Slowed down, sped up
Hungry, didn’t want to stop
False GPS road closure alarms
My five senses, ultimate skeptics
Back at home base, tired, thankful
My little girl dog became ill
Having trouble swallowing
Examined by our vet today
Maggie stayed there overnight
For further workup tomorrow
Hoping for the best outcome

Saturday, No Muss, No Fuss

Today, I no longer look like a blowfish with squinty eyes. Ready to take on whatever Saturday brings.

I like old dogs.  Noah, is the senior neighbor dog, mostly golden retriever, from across the street.  Noah’s parent works during the day.  Thursday and Friday I had the privilege of letting him out.

I’m like his substitute parent, anyway.  He’s stayed over many times.  Once, I rolled over, put my arm around something furry.  It surprised me–as my dogs didn’t sleep in our bed.

He’s about the same age as my German Shepherd, that I lost in 2011.  They were good friends.  I’ve often wondered how things would have turned out–had he lived?

Best States/Worst States

Sensationalist headlines. “Rinsed, lathered, repeated” periodically. Perhaps for benefit of those with short-term memory problems.

The Trump, Macron friendship tree disappeared. Where had it gone? Evil conspiracy implied.  Trees had roots, not legs. Turned out it was quarantined as required, by humans in the agriculture department.

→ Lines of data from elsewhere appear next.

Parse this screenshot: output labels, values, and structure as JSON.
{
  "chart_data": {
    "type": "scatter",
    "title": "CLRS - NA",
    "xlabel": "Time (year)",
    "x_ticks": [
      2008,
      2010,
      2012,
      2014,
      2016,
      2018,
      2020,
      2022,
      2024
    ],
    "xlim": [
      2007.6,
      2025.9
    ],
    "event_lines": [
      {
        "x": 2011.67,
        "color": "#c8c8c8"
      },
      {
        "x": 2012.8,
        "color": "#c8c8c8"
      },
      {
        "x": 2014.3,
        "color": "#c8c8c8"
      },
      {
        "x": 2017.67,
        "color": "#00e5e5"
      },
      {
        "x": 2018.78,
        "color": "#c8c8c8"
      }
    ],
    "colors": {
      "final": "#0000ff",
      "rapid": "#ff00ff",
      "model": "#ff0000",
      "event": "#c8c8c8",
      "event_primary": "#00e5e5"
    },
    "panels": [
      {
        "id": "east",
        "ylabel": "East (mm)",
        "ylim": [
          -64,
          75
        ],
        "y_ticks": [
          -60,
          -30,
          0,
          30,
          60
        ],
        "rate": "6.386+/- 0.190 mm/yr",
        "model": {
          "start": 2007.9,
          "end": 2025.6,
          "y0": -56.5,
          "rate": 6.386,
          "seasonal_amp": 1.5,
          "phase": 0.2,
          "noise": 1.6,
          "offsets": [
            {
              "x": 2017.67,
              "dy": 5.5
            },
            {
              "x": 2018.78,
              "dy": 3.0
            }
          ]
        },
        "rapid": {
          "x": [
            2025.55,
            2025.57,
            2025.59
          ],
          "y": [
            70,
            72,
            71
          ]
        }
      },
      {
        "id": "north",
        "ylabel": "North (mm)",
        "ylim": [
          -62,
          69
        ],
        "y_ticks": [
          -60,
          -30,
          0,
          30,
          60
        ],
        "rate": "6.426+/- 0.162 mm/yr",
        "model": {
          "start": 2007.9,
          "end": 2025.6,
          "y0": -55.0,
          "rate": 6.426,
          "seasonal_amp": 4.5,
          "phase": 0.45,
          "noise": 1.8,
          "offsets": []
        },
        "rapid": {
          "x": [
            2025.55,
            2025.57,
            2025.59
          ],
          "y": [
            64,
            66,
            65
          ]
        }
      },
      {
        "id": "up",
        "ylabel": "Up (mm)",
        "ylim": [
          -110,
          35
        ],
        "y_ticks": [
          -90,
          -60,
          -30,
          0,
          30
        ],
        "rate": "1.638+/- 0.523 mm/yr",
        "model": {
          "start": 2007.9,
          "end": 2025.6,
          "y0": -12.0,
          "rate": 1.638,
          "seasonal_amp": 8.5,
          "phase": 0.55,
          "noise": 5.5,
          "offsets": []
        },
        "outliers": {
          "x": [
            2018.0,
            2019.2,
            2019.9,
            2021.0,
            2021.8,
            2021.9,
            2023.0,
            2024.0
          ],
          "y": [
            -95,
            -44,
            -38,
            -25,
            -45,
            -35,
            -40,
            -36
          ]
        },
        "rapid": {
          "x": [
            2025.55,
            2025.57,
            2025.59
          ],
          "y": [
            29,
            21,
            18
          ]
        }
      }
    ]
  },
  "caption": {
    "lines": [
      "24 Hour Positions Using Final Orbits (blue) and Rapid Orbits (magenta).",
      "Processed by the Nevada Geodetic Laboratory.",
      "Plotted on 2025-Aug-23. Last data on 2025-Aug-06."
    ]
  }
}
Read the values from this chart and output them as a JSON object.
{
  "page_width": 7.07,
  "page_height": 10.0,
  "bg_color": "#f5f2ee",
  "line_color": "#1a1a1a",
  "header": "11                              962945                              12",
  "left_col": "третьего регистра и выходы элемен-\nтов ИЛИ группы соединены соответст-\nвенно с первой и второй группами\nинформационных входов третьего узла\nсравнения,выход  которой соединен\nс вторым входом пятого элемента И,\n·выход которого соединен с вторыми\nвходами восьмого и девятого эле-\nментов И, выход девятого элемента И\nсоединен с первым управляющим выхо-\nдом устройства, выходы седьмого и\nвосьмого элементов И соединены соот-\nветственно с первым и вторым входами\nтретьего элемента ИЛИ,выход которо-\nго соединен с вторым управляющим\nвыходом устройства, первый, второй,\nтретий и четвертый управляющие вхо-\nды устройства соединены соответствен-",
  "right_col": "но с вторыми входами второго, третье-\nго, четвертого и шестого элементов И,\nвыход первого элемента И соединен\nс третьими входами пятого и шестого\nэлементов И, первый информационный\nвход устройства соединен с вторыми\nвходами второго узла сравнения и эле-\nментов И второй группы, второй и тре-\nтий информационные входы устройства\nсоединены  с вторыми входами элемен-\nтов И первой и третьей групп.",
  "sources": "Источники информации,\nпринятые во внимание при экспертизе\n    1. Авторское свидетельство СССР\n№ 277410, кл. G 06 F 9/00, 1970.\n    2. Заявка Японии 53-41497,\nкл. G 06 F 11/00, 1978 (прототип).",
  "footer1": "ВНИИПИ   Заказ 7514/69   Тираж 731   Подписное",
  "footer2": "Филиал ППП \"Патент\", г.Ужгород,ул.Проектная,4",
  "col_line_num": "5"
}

Best states in which to retire? Worst states in which to retire? Best states to visit on vacation? Worst states to visit on vacation?  Not speaking in geographical terms, I would most like to be in the states of happiness and contentment; least desired states, would be sadness and desperation.

Yesterday was annual physical day for the two wonder mutts.  They ran through the entire gamut of emotions, from the elation of going for a car ride, to disappointment, and fear at the Veterinarian’s office.  All turned out for the best.

 

Gambling is illegal in the state of mind, I’m in.  –Melanie Safka, from the ‘Nickel Song,’–

Near the Borderline

The borderline is a good thing if you’re hankering for some Taco Bell.

If your cholesterol is borderline–fast food’s not a good choice.  My annual physical is a little over a week away.

The gist of all this–I have to consume only poultry and fish, between now and then.

Starting after tonight’s roast pork loin dinner, with German potato salad, baked beans, and marinated coleslaw.

Time will tell if my dietary efforts pay off.

Another dietary concern involves my dog, Max.  He certainly isn’t starving for food.  Last night and today, I’ve caught him with baby turtles in his mouth.

They weren’t the sea-dwelling type, but rather, some species of land tortoise.  In any case, they deserved a chance to grow into turtle adulthood.